A seleção dos novos funcionários, aliás, segue os critérios rigorosos da cozinheira, que opta por pessoas com força de vontade e ambição. “Contratamos um rapaz novo, de 18 anos, que trabalha com as entregas. Ele faz seis setores da cidade, os mais próximos, de bicicleta. O garoto tem força de vontade de trabalhar e subir na vida também. Você sabe que a maioria desses jovens de hoje não quer saber de trabalhar. Tá difícil arrumar um funcionário. Aqui chamamos ele de entregador de excelência”, brinca.

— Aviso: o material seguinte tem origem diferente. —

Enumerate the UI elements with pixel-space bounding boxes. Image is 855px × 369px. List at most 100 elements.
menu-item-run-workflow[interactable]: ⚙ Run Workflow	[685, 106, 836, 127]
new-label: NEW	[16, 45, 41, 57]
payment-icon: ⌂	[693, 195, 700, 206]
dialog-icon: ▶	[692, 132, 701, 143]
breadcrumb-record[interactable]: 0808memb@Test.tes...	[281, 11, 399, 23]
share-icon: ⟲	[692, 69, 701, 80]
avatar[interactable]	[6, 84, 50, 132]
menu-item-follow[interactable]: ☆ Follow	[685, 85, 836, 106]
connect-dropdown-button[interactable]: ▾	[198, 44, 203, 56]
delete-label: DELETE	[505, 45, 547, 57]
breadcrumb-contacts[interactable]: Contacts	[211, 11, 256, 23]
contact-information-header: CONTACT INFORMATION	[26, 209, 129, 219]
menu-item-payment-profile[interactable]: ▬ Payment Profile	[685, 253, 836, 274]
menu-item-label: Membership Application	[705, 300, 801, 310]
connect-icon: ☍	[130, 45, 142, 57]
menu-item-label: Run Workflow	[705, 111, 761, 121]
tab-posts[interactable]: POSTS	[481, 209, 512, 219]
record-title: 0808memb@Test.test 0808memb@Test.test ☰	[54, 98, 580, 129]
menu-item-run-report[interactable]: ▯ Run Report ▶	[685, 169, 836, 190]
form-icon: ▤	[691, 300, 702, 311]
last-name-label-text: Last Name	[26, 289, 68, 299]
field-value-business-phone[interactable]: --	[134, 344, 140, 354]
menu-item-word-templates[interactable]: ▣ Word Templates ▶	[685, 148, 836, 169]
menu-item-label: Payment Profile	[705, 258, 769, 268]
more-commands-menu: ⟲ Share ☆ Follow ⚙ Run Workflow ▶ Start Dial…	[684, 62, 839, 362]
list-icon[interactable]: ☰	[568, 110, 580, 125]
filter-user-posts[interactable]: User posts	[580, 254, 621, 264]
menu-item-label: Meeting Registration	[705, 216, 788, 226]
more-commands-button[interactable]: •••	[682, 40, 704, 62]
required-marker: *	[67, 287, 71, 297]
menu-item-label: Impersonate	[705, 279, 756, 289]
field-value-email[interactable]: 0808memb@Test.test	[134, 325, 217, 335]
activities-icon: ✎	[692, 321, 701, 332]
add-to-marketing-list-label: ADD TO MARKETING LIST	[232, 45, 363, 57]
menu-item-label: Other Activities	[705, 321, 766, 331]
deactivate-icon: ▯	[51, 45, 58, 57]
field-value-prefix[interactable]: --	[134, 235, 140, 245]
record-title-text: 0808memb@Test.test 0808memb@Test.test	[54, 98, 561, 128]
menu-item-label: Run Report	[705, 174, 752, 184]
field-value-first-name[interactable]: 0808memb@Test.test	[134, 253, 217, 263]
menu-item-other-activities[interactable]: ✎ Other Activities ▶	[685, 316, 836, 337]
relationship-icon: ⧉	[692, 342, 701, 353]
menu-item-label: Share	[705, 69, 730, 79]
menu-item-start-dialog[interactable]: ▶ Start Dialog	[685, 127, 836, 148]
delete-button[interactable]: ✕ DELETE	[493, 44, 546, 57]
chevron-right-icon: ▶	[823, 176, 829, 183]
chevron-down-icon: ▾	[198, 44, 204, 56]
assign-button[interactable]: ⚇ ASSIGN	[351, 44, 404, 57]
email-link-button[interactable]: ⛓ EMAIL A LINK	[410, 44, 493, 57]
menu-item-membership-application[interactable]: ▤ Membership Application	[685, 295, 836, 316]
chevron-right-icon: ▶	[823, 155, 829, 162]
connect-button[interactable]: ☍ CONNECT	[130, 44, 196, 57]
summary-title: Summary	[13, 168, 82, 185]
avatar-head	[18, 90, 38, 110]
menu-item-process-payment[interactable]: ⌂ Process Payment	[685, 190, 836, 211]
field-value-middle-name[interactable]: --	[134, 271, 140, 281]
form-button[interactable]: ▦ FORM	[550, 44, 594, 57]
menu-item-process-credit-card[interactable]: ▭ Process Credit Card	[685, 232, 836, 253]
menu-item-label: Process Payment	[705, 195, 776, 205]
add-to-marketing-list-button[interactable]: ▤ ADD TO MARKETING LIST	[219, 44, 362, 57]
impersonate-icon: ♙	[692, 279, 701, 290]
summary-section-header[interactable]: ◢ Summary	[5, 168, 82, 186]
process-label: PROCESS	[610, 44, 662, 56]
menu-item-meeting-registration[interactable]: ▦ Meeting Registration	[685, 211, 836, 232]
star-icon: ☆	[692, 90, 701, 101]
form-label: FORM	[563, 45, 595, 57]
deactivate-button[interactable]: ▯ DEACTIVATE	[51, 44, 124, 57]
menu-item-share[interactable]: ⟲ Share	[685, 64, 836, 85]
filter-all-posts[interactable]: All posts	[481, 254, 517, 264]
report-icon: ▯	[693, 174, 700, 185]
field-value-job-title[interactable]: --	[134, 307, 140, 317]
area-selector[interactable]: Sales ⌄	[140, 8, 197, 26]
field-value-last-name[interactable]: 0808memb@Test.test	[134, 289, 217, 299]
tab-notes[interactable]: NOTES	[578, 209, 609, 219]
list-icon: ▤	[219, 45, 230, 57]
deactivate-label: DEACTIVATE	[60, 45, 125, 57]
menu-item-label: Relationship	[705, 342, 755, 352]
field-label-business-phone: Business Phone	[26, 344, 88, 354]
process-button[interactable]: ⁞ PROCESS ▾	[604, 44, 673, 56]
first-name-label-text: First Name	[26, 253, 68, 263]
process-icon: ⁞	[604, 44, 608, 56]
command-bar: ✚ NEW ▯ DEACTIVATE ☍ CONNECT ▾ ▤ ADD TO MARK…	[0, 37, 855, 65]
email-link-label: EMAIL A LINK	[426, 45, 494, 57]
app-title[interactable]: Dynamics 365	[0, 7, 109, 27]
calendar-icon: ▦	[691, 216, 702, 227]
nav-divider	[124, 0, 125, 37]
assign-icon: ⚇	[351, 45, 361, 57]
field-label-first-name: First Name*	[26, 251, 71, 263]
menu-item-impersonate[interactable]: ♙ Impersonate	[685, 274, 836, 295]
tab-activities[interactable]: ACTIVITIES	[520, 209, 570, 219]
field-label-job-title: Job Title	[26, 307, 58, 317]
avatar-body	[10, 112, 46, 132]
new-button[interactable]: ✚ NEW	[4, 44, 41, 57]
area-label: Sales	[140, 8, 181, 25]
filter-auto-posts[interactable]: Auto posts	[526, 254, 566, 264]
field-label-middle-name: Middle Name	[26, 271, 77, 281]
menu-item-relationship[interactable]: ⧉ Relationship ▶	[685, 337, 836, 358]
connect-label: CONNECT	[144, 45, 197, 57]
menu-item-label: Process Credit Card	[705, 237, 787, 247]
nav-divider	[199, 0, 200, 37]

Já as duas filhas mais velhas de Maria Célia fazem entrega nos setores mais distantes, de moto. “Fazemos entrega em Araguaína toda. Antes começamos por perto e agora já entregamos em lugares mais distantes. As meninas não estavam dando conta sozinhas, estava atrasando, porque era muito pedido”.
Planos para o futuro
Em breve a família pretende concretizar o sonho de finalmente abrir um restaurante, dessa vez com o espaço físico adequado, com fogão industrial, cozinha personalizada e um “puxadinho” para receber a clientela no salão.
“Atualmente eu trabalho na sala e na cozinha da minha casa. Minha residência vira restaurante a partir das 6 horas da manhã. Agora temos que fazer uma cozinha grande, puxar uma área para fazer o restaurante aqui na frente pra tirar o povo de dentro de casa e depois registrar a firma. Fazer um salão para as pessoas poderem comer. Essa pandemia está acabando, graças a Deus. E aí temos que normalizar aqui. Essa porta foi Deus que abriu e a porta que Deus abre ninguém fecha”, enfatiza.
Tanta repercussão fez de Maria Célia Sousa uma presença ilustre nas lives de empreendedorismo que são transmitidas quase que diariamente por diversos canais da internet e ajudou para que a Marmitex das Meninas já tenha admiradores espalhados inclusive fora do país, gerando expectativas de, quem sabe um dia, criar uma rede internacional do empreendimento.
No que depender da força de vontade e fé da cozinheira, esse não é um sonho tão difícil. “Esses dias na primeira live que fizemos, uma moça que assistiu nos Estados Unidos entrou em contato conosco para dar os parabéns. Ela disse que o sonho dela era vir comer todo santo dia aqui e perguntou se não poderíamos dar um jeitinho de levar uma marmita para lá”, diverte-se. “Eu digo que isso pode acontecer. A gente tem que sonhar alto. Vai que começa a crescer aqui e depois vai ter outra rede da Marmitex das Meninas? Eu não digo que não pode acontecer. Pode acontecer, não agora. Mas lá pra frente. Ninguém sabe o projeto de Deus nas nossas vidas”.
Dicas para quem que empreender
A empreendedora afirma que para àqueles que pretendem empreender o principal conselho é não ter medo de tentar e seguir os próprios sonhos. “Você tem que gostar de fazer aquilo que você quer pra você. Muitos não gostam de cozinhar, outros gostam, outros gostam de fazer trabalho artesanal. Deus dá um dom para cada um. Se você tem dom, tem um sonho, também é preciso ter atitude. Com atitude você vai chegar onde você quer. Primeiramente você tem Deus, ele vai abrir todas as portas, basta você ter atitude”.